The saga of the SNP’s Hate Crime Bill is drawing to a conclusion. This week, Holyrood will cast a decisive vote on the embattled bill. Introduced just ten months ago, it seeks to consolidate existing hate crime laws and create new offences on the ‘stirring up of hatred’ against certain groups. These proposals would make ‘threatening or abusive’ behaviour which ‘stirs up hatred’ on the grounds of age, disability, religion, sexual orientation, transgender identity and variations in sex characteristics a criminal offence, punishable by up to seven years in prison, an unlimited fine or, for the extremely unfortunate, both.
The proposals have proved highly controversial and understandably so. In our society, the term ‘hatred’ is malleable. It means very different things to different people. Many accusations of ‘hatred’ don’t exactly chime with the dictionary definition of the word which, by the way, is ‘an extremely strong feeling of dislike’. Not merely ‘dislike’, not ‘disagreement’ and not ‘dismissal’ of one’s views.
Soon after the SNP’s proposals were published, a diverse and somewhat unlikely array of critics emerged: the police, lawyers, academics, journalists, actors, authors, comedians, churches, secularists, civil liberties groups and feminists. These groups warned that the ‘stirring up’ offences were vague and far-reaching.
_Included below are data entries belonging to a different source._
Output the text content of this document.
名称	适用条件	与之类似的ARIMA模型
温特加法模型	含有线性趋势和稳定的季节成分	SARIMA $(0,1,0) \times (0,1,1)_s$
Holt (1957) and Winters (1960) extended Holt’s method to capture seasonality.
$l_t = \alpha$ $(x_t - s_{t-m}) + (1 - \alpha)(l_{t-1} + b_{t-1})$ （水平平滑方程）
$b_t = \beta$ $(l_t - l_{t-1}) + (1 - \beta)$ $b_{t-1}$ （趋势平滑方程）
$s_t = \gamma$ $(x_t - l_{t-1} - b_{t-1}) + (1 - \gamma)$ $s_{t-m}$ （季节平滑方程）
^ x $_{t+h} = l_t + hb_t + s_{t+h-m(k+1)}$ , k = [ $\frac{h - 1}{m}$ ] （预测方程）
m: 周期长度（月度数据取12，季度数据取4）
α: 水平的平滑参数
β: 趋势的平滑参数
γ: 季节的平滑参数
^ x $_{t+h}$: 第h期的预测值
They risked casting the net too widely and eroding freedom of expression.
In response to this initial firestorm of criticism, which even encompassed the likes of Rowan Atkinson, John Cleese, and author and pal of Nicola Sturgeon Val McDermid, the government made several concessions.
In September, Scottish justice secretary Humza Yousaf announced that committing a stirring up offence should require ‘intent’ on the part of an offender. As originally drafted, mere ‘likelihood’ of stirring up hatred was all that was required for a prosecution – an alarmingly low threshold.
Two months later, after the publication of a critical parliamentary report on the plans, Yousaf conceded more changes.